The later Class 24s were fitted with roof mounted headcode boxes. A four character code was displayed in this to indicate the exact train the locomotive was hauling. This practice was phased out in 1976. However, the same four character codes (number, letter, number, number) are still used to identify trains today although they are not displayed. A damaged 24117 is seen at Doncaster works in July 1976, three months after withdrawal. It was cut up in January 1977. One example with headcode boxes, 24142, survived as a train heating unit. Unfortunately it did not attract preservation interest and was scrapped in May 1984. 37300 can be seen behind, this locomotive is now better known as 37429.

Next is a view of a slightly battered 24116 at Polmadie Depot on 5th March 1977. The local heroes' favourite trick was to release the handbrake on the locomotive parked at the end of a row. It would then roll off towards the bufferstops as happened with 116. The locomotive was cut up two months later at Doncaster Works.
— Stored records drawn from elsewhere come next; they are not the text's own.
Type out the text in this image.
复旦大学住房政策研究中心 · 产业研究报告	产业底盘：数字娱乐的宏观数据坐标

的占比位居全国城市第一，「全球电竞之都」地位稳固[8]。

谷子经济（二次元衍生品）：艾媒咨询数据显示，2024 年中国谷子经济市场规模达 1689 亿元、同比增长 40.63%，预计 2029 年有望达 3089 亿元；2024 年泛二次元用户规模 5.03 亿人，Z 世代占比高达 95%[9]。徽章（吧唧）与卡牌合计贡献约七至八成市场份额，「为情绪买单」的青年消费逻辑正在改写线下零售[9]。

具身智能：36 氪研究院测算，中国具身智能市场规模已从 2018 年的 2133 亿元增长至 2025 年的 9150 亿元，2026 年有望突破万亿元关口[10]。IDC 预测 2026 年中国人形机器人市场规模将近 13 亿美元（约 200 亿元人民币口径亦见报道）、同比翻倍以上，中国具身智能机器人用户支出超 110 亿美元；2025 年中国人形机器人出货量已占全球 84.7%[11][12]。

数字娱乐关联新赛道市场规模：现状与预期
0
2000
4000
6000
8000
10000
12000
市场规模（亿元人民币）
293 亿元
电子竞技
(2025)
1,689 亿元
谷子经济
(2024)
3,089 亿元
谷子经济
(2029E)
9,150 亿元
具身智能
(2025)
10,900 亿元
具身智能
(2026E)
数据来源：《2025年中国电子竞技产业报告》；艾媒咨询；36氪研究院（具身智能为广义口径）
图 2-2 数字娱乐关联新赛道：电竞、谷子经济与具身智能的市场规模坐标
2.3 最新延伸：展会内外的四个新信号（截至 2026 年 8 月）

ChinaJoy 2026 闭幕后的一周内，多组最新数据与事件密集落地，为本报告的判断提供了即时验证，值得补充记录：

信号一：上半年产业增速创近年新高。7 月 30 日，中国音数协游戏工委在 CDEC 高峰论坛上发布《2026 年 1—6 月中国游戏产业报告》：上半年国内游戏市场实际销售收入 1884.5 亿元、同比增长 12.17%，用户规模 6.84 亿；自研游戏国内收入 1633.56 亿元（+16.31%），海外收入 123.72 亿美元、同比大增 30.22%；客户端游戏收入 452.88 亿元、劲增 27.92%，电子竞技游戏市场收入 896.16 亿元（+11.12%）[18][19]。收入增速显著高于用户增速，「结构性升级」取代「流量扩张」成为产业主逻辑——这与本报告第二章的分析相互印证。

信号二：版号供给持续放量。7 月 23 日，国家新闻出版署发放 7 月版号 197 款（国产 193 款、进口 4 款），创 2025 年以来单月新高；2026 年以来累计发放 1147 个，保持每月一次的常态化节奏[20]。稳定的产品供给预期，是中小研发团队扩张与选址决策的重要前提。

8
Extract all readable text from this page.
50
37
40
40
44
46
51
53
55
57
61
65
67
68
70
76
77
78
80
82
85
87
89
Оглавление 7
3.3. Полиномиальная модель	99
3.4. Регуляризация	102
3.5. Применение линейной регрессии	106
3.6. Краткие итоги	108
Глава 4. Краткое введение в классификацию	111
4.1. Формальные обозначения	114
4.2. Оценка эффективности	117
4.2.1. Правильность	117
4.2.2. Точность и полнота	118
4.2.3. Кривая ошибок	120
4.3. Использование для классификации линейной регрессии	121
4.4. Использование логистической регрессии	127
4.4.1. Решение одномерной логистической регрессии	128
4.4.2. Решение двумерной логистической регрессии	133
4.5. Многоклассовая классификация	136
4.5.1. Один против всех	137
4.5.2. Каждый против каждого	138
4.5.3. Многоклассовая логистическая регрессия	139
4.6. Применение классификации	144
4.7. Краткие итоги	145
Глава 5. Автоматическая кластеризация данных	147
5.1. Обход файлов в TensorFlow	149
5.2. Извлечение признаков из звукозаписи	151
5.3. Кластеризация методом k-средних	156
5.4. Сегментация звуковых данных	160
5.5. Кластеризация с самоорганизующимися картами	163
Note the circles on the front, this is where two headlamps were fitted for workings between Inverness and Thurso/Wick.

Seen together at Doncaster Depot on 31st October 1976 are 24125 (nearest) and 24126. Built at Derby these locomotives spent their entire careers in Scotland and were withdrawn in February (125) and March (126) 1976. They were cut up in the nearby works in August 1977. The numbers on the locomotives are at the 'wrong' end. This was because they had tablet catching equipment fitted under the driver's cab window, this was a device operated from the cab which extended outwards and collected the single line token from a trackside device.

24133 is seen in the rather delightful Birkenhead Depot on 19th December 1976. The locomotive still had some time left to serve and was withdrawn in March 1978.